De retour à Vancouver, Jock Macdonald enseigne à temps partiel à l’Institut de l’art canadien, et à temps plein (après avoir rempli les critères d’un certificat d’enseignement) pour la Commission scolaire de Vancouver, au Templeton Junior High, puis au Vancouver Technical Secondary School. Son investissement dans l’art abstrait s’approfondit. Il montre ses œuvres à son vieil ami et collègue, le photographe John Vanderpant, qui a lui-même exploré la forme abstraite en photographie, ainsi qu’à Emily Carr. Les peintures de Jock Macdonald ont de nombreuses affinités avec les plus récents paysages d’Emily Carr, et il en est un grand admirateur. Il fait même l’acquisition de sa superbe et presque abstraite peinture Young Pines in Light (1935) pour sa collection personnelle. Lorsque Lawren Harris déménage à Vancouver en 1940, Jock Macdonald trouve en lui un compagnon pour parler régulièrement d’art et de spiritualité, et pour aller faire des excursions pour dessiner. Cette même année, il donne une conférence, Art in Relation to Nature, à la Vancouver Art Gallery, lors de laquelle il décrit sa vision et sa philosophie de l’art.
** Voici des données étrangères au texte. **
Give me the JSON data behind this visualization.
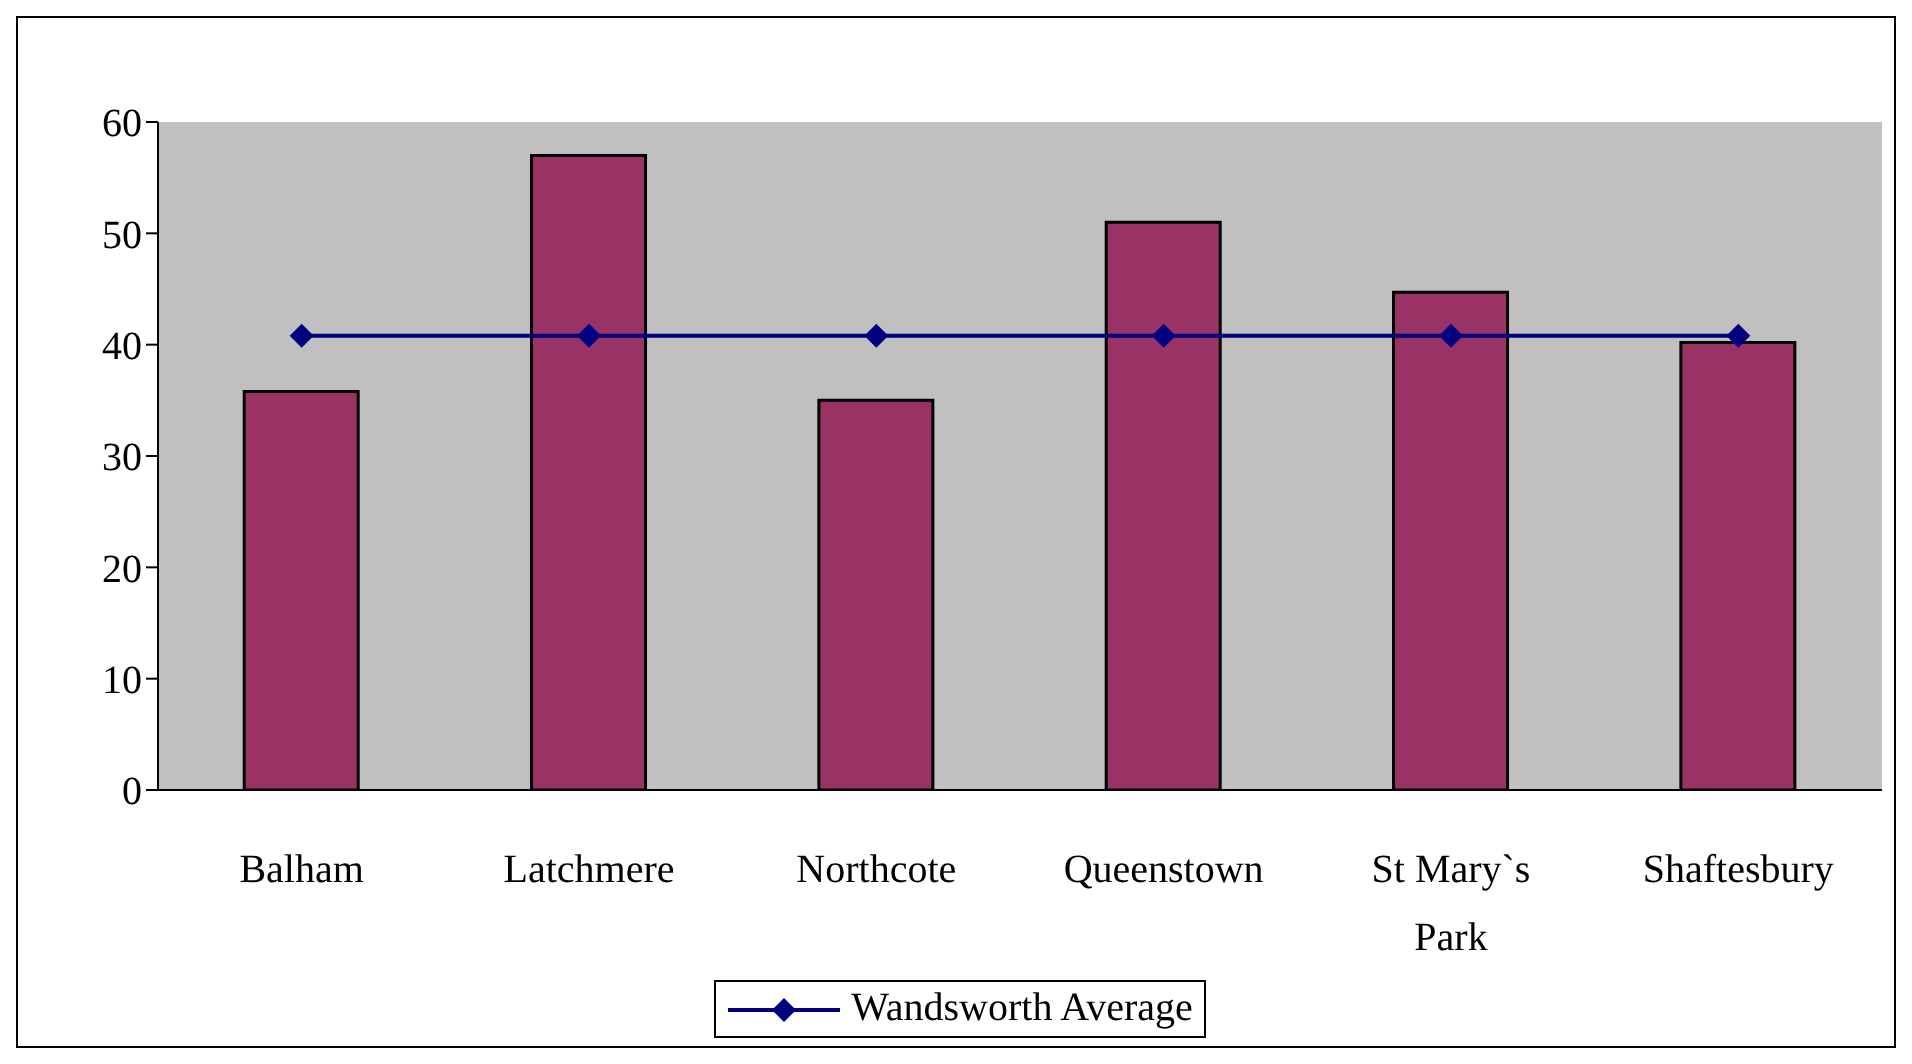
{
  "chart_data": {
    "type": "bar",
    "categories": [
      "Balham",
      "Latchmere",
      "Northcote",
      "Queenstown",
      "St Mary`s Park",
      "Shaftesbury"
    ],
    "series": [
      {
        "color": "#993366",
        "values": [
          35.8,
          57,
          35,
          51,
          44.7,
          40.2
        ]
      },
      {
        "type": "line",
        "name": "Wandsworth Average",
        "color": "#000080",
        "values": [
          40.8,
          40.8,
          40.8,
          40.8,
          40.8,
          40.8
        ]
      }
    ],
    "ylim": [
      0,
      60
    ],
    "yticks": [
      0,
      10,
      20,
      30,
      40,
      50,
      60
    ],
    "grid": false,
    "legend": "bottom",
    "marker": "diamond"
  }
}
Toujours dans les années 1940, Jock Macdonald se lie d’amitié avec l’artiste et psychiatre Grace Pailthorpe et son partenaire, l’artiste et poète Reuben Mednikoff. Avec eux, il découvre le concept surréaliste du dessin, de la peinture et de l’écriture automatiques. L’idée de l’automatisme est initialement adoptée par l’écrivain français André Breton, fondateur du surréalisme, et elle influence ensuite les automatistes de Montréal autour de la même époque. Le principe de l’automatisme repose sur l’idée qu’en dessinant, en peignant ou en écrivant spontanément et sans intention consciente, on arrive à exprimer de façon immédiate les processus profonds de l’inconscient. C’est dans cette optique que Jock Macdonald produit une série d’aquarelles, exposée en 1946 à la Vancouver Art Gallery. Sa toile Russian Fantasy (1946), par exemple, consiste en un réseau de formes et de gribouillis emboîtés les uns dans les autres, certains rappelant des oiseaux, d’autres des microbes grossis au microscope. Fish Playground (1946) est composé de formes plus audacieuses, plus fluides et plus épanouies qui montent du bas de la toile, comme si elles montaient du fond de la mer, et des silhouettes de poisson rudimentaires flottent au-dessus et en dessous.
Dernières œuvres
En 1946, Jock Macdonald est nommé à la tête du Provincial Institute of Technology and Art, à Calgary, en Alberta. Après avoir passé un an seulement à Calgary, où il modernise le programme archaïque de l’institut vers une direction plus expérimentale, et lors duquel il fonde le Calgary Group (un collectif d’artistes progressistes), il se voit offrir un poste d’enseignant au Ontario College of Art and Design (aujourd’hui l’Université de l’École d’art et de design de l’Ontario) à Toronto.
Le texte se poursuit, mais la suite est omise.